Kicking it into fifth gear and zooming out of stealth and into the public sphere today is Wheelz, a new person-to-person car sharing platform for campuses — designed to connect students who have cars with student who need ’em. Granted, when I first heard the basics on Wheelz, I immediately thought, “gadzooks, another car sharing platform!?” What about RelayRides, GetAround, Zimride, and Zipcar? These are all by and large great young businesses, adding value to the space; sure they’re not all targeting campuses, but I wasn’t so sure we needed another one.
Whether you feel the same way or not, Wheelz begs to differ. Launching initially at Stanford University, the startup is bringing campuses a technology and service platform that allows students and other campus dwellers to connect safely and easily — through Facebook integration, a good-looking iPhone app, and its proprietary in-car hardware system, called DriveBox.
Facebook integration and mobile apps are fairly standard for savvy online businesses today, but the latter feature isn’t. Once a user signs up for Wheelz, the startup will install the DriveBox in their car for free (installation takes about an hour), which will allow other Wheelz members to unlock the car using the startup’s iPhone app or Wheelz card. This is a great feature for those who don’t have time to meet the person to give them keys, or don’t want to (can’t) make a new key, etc.
After sign up, the company then provides a secure “Key Box” in which owners can leave the key so that renters can start the car. They Key Box also contains a gas card, so that when your car falls below a quarter of a tank, the person driving the car is responsible for filling the car up, using the gas card. The owner of the car is responsible for the price of gas, which will be deducted from the owner’s total earnings each month.
Earnings? What earnings? Well, there are very few free rides in life, my friend. The person driving your car is obliged to pay for use of your wheels, and so each car has hourly and daily prices that are established by the car’s owner. Prices will vary depending on the type of car, age of the car, use, and so on, though Wheelz contends that it is offering the cheapest solution on the market. (Also, users looking to rent for longer can also set up weekly share prices).
As to insurance, as soon as a user borrows a Wheelz car, they are covered by the startup’s million-dollar insurance policy for the entire time they’re using their car.
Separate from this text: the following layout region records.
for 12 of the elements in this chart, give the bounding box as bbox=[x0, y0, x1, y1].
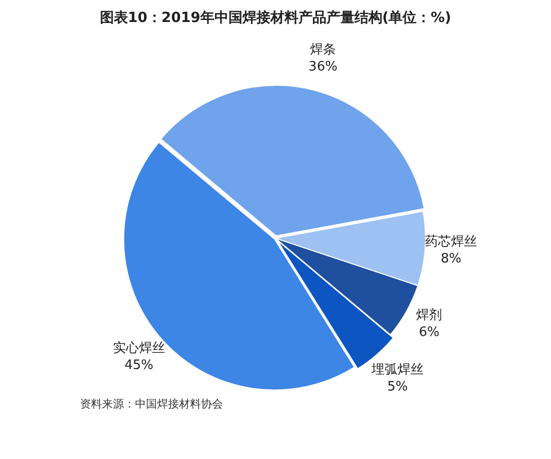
data-label: 45% bbox=[124, 358, 154, 373]
text: 资料来源：中国焊接材料协会 bbox=[80, 397, 223, 410]
data-label: 8% bbox=[440, 251, 462, 266]
data-label: 36% bbox=[308, 59, 338, 74]
data-label: 5% bbox=[387, 380, 408, 395]
slice-label: 焊剂 bbox=[416, 307, 442, 324]
chart-title: 图表10：2019年中国焊接材料产品产量结构(单位：%) bbox=[100, 9, 452, 26]
slice-label: 药芯焊丝 bbox=[425, 234, 478, 250]
slice-label: 实心焊丝 bbox=[112, 340, 165, 356]
slice-label: 埋弧焊丝 bbox=[370, 362, 424, 378]
data-label: 6% bbox=[418, 325, 440, 340]
slice-label: 焊条 bbox=[310, 42, 336, 58]
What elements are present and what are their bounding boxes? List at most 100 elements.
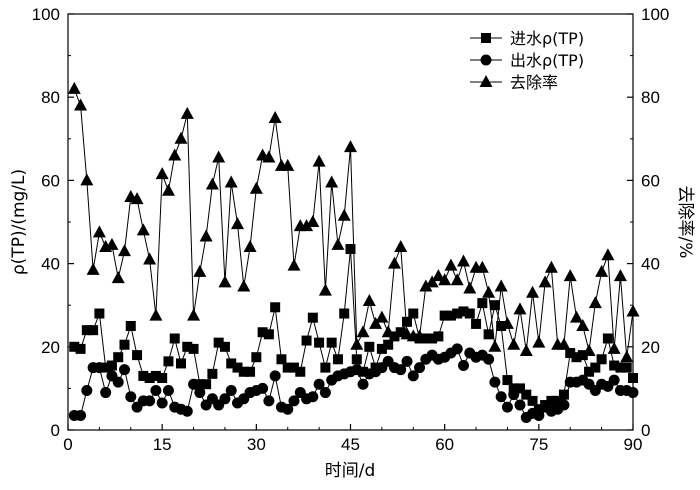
- data-point-circle: [269, 370, 281, 382]
- data-point-triangle: [444, 258, 458, 271]
- data-point-triangle: [544, 260, 558, 273]
- data-point-square: [571, 352, 582, 363]
- data-point-triangle: [425, 275, 439, 288]
- data-point-circle: [194, 387, 206, 399]
- data-point-triangle: [243, 239, 257, 252]
- data-point-circle: [119, 364, 130, 376]
- data-point-square: [452, 308, 463, 319]
- data-point-circle: [407, 370, 419, 382]
- data-point-triangle: [457, 254, 470, 267]
- data-point-square: [213, 337, 224, 348]
- data-point-circle: [501, 401, 513, 413]
- y-right-tick-label: 40: [641, 255, 660, 274]
- data-point-triangle: [306, 215, 320, 227]
- data-point-square: [88, 325, 99, 336]
- x-tick-label: 15: [153, 435, 172, 454]
- data-point-triangle: [532, 335, 546, 348]
- data-point-circle: [307, 391, 319, 403]
- data-point-triangle: [488, 339, 502, 352]
- data-point-square: [433, 331, 444, 342]
- data-point-triangle: [362, 294, 376, 307]
- data-point-circle: [125, 391, 137, 403]
- data-point-circle: [319, 387, 331, 399]
- data-point-triangle: [67, 81, 81, 94]
- data-point-circle: [495, 391, 507, 403]
- data-point-triangle: [155, 167, 169, 180]
- data-point-circle: [112, 376, 124, 388]
- data-point-triangle: [161, 183, 175, 196]
- data-point-square: [320, 362, 331, 373]
- data-point-triangle: [318, 283, 332, 296]
- data-point-circle: [414, 362, 426, 374]
- legend-label: 去除率: [510, 73, 558, 92]
- data-point-triangle: [168, 148, 182, 161]
- data-point-square: [345, 244, 356, 255]
- data-point-triangle: [538, 275, 552, 288]
- data-point-square: [276, 354, 287, 365]
- data-point-square: [314, 337, 325, 348]
- data-point-circle: [257, 382, 269, 394]
- data-point-square: [301, 335, 312, 346]
- x-tick-label: 30: [247, 435, 266, 454]
- data-point-circle: [608, 374, 620, 386]
- data-point-triangle: [563, 269, 577, 282]
- data-point-triangle: [369, 316, 383, 329]
- data-point-square: [307, 312, 318, 323]
- data-point-square: [100, 362, 111, 373]
- data-point-square: [75, 343, 86, 354]
- data-point-square: [188, 343, 199, 354]
- data-point-circle: [451, 343, 463, 355]
- y-right-tick-label: 0: [641, 421, 650, 440]
- x-tick-label: 75: [529, 435, 548, 454]
- data-point-circle: [219, 393, 231, 405]
- data-point-triangle: [513, 302, 527, 315]
- data-point-triangle: [325, 175, 339, 188]
- data-point-square: [182, 341, 193, 352]
- data-point-triangle: [143, 252, 157, 265]
- data-point-circle: [288, 395, 300, 407]
- data-point-square: [439, 310, 450, 321]
- data-point-triangle: [570, 310, 583, 323]
- data-point-square: [207, 368, 218, 379]
- data-point-circle: [489, 376, 501, 388]
- data-point-triangle: [287, 258, 301, 271]
- data-point-triangle: [350, 337, 364, 350]
- data-point-triangle: [337, 208, 351, 221]
- data-point-square: [245, 366, 256, 377]
- x-tick-label: 60: [435, 435, 454, 454]
- data-point-square: [427, 333, 438, 344]
- data-point-square: [257, 327, 268, 338]
- data-point-triangle: [475, 260, 489, 273]
- data-point-square: [408, 308, 419, 319]
- data-point-circle: [100, 387, 112, 399]
- data-point-triangle: [507, 337, 521, 350]
- y-left-tick-label: 0: [51, 421, 60, 440]
- data-point-triangle: [187, 308, 201, 321]
- data-point-square: [113, 352, 124, 363]
- data-point-square: [420, 333, 431, 344]
- data-point-square: [219, 341, 230, 352]
- data-point-square: [596, 354, 607, 365]
- y-axis-right-title: 去除率/%: [675, 186, 695, 259]
- data-point-square: [584, 366, 595, 377]
- data-point-circle: [162, 384, 174, 396]
- data-point-square: [125, 321, 136, 331]
- data-point-triangle: [268, 111, 282, 123]
- data-point-triangle: [500, 316, 514, 329]
- data-point-square: [163, 356, 174, 367]
- y-left-tick-label: 20: [41, 338, 60, 357]
- data-point-triangle: [582, 343, 596, 356]
- data-point-square: [351, 354, 362, 365]
- data-point-triangle: [413, 329, 427, 342]
- y-right-tick-label: 80: [641, 88, 660, 107]
- data-point-triangle: [419, 279, 433, 292]
- data-point-triangle: [494, 279, 508, 292]
- data-point-circle: [81, 384, 93, 396]
- data-point-triangle: [381, 325, 395, 338]
- data-point-square: [502, 375, 513, 386]
- legend-marker-circle: [480, 54, 492, 66]
- data-point-square: [238, 366, 249, 377]
- data-point-circle: [401, 355, 413, 367]
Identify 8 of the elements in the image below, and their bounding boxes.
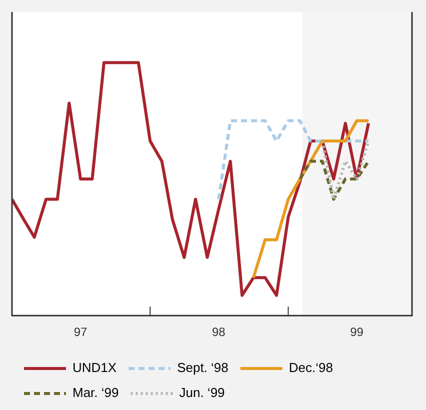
- x-tick-label: 97: [74, 325, 88, 340]
- legend-label: Dec.‘98: [288, 360, 333, 376]
- legend-label: Mar. ‘99: [72, 385, 119, 400]
- legend-label: Jun. ‘99: [179, 385, 225, 400]
- x-tick-label: 98: [212, 325, 226, 340]
- legend-label: Sept. ‘98: [177, 360, 228, 376]
- legend-label: UND1X: [72, 360, 117, 376]
- x-tick-label: 99: [350, 325, 364, 340]
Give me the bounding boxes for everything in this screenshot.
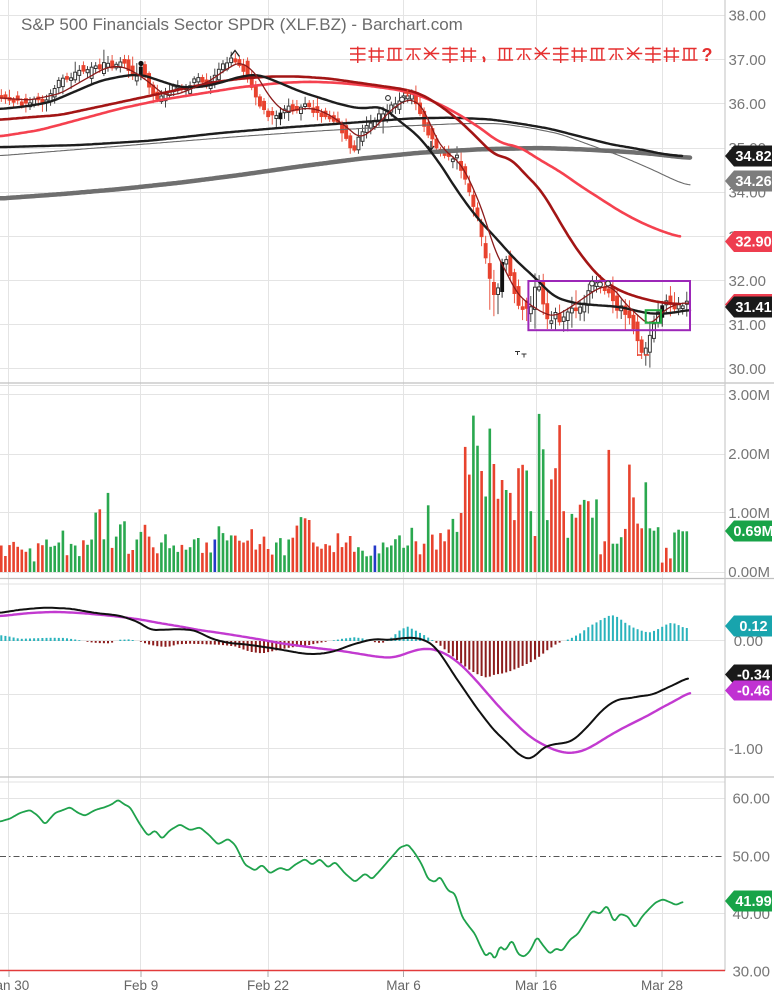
svg-text:36.00: 36.00	[728, 96, 766, 113]
svg-text:S&P 500 Financials Sector SPDR: S&P 500 Financials Sector SPDR (XLF.BZ) …	[21, 15, 463, 34]
svg-text:38.00: 38.00	[728, 8, 766, 25]
svg-text:31.41: 31.41	[735, 300, 771, 316]
svg-text:32.00: 32.00	[728, 273, 766, 290]
svg-text:1.00M: 1.00M	[728, 505, 770, 522]
svg-text:30.00: 30.00	[732, 964, 770, 981]
svg-text:37.00: 37.00	[728, 52, 766, 69]
svg-text:Feb 9: Feb 9	[124, 978, 159, 993]
svg-text:-0.46: -0.46	[737, 684, 770, 700]
svg-text:34.26: 34.26	[735, 174, 771, 190]
svg-text:Feb 22: Feb 22	[247, 978, 289, 993]
svg-text:34.82: 34.82	[735, 149, 771, 165]
svg-text:31.00: 31.00	[728, 317, 766, 334]
svg-text:2.00M: 2.00M	[728, 446, 770, 463]
svg-text:60.00: 60.00	[732, 791, 770, 808]
svg-text:0.69M: 0.69M	[733, 524, 773, 540]
svg-text:41.99: 41.99	[735, 894, 771, 910]
svg-text:3.00M: 3.00M	[728, 387, 770, 404]
svg-text:?: ?	[702, 45, 713, 65]
svg-text:30.00: 30.00	[728, 361, 766, 378]
svg-text:0.12: 0.12	[739, 619, 767, 635]
svg-text:32.90: 32.90	[735, 235, 771, 251]
svg-text:Jan 30: Jan 30	[0, 978, 29, 993]
svg-text:Mar 6: Mar 6	[386, 978, 421, 993]
svg-text:0.00M: 0.00M	[728, 564, 770, 581]
svg-text:-0.34: -0.34	[737, 668, 770, 684]
svg-text:Mar 28: Mar 28	[641, 978, 683, 993]
svg-text:Mar 16: Mar 16	[515, 978, 557, 993]
svg-text:50.00: 50.00	[732, 848, 770, 865]
svg-text:0.00: 0.00	[734, 633, 763, 650]
svg-text:-1.00: -1.00	[729, 741, 763, 758]
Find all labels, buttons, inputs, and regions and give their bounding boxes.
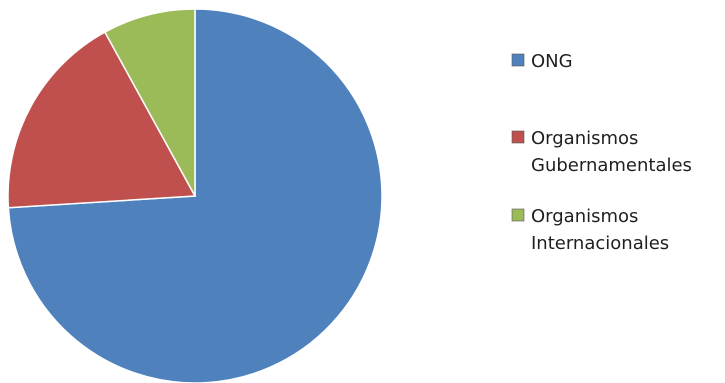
legend-label-line: Gubernamentales (531, 155, 692, 176)
legend-label-line: Organismos (531, 128, 638, 149)
legend-swatch (511, 208, 525, 222)
legend-item-organismos-internacionales: Organismos Internacionales (511, 206, 669, 254)
legend-label-line: Organismos (531, 206, 638, 227)
legend-label-line: ONG (531, 51, 573, 72)
legend-swatch (511, 130, 525, 144)
legend-item-ong: ONG (511, 51, 573, 72)
legend-label: Organismos Gubernamentales (531, 128, 692, 176)
legend-item-organismos-gubernamentales: Organismos Gubernamentales (511, 128, 692, 176)
pie-slices (7, 8, 383, 383)
pie-slice-organismos-internacionales (103, 8, 196, 197)
legend: ONG Organismos Gubernamentales Organismos In… (511, 51, 692, 254)
legend-label: Organismos Internacionales (531, 206, 669, 254)
legend-label-line: Internacionales (531, 233, 669, 254)
legend-label: ONG (531, 51, 573, 72)
pie-slice-organismos-gubernamentales (7, 31, 197, 209)
legend-swatch (511, 53, 525, 67)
And, according to Wheelz’s website, a user’s “personal auto insurance is in no way affected” by the startup’s coverage.
Some other nifty features? Wheelz is offering a pretty wide variety of cars, including sedans, hybrids, luxury cars, convertibles, vans, SUVs, and even a few trucks — plus, while you’re enjoying your Wheelz reservation, you’ll be able to take advantage of free, 24/7 customer support and roadside assistance.
Another piece that helps inspire confidence in the nascent startup is that it raised $2 million in seed funding, pre-launch, led by Chamath Palihaptiya, a former Facebook VP and early employee (who recently left to found the Social+Capital Partnership venture fund). Joining Palihapitiya are VC firms Felicis Ventures and Red Swan Ventures as well as an impressive list of angel investors, including Jim Freer, the former vice-chair of Ernst & Young, and Sebastien De Halleax, the founder of Playfish.
The Wheelz team also brings significant automotive experience to bear on their new venture, including founder and CEO Jeff Miller, who has spent the better part of the last three years focused on building sustainable transportation solutions, working for electric vehicle network provider Better Place. Furthermore, Akhtar Jameel, Wheelz Co-founder and CTO (and the architect behind Wheelz’ technology platform) was formerly the CEO of Mercedes-Benz R&D and has held senior product and technology positions at Daimler, Better Place and Xerox PARC.
And, um, also of note? Jameel was awarded a Smithsonian Computer World Innovations gold medal for developing the world’s first Internet connected car back in 1997.
Of course, this name-dropping doesn’t mean that Wheelz categorically predestined for success, they still need to offer a more trustworthy service than their competitors and avoid those Airbnb-type PR kerfuffles. The startup is aiming to get at the trust factor via the platform’s integration with Facebook Connect, so that students know who they’re renting their car to, seeing as they can access the social data of prospective car-sharers to make sure they’re actual people, not criminals recently out of Shawshank.
And though there’s certainly some interesting technology at play, Wheelz still has to kill the customer experience — or they will be headed to the startup deadpool in the sky just like everyone else.
“Social is changing every industry in a profound way, and we believe this is the team that’s going to revolutionize the concept of car ownership, turning cars from financial burdens into opportunities”, Palihapitiya said. “I invested in Wheelz on the strength of the executive team and its thoughtful approach to building this business and bringing it to market.”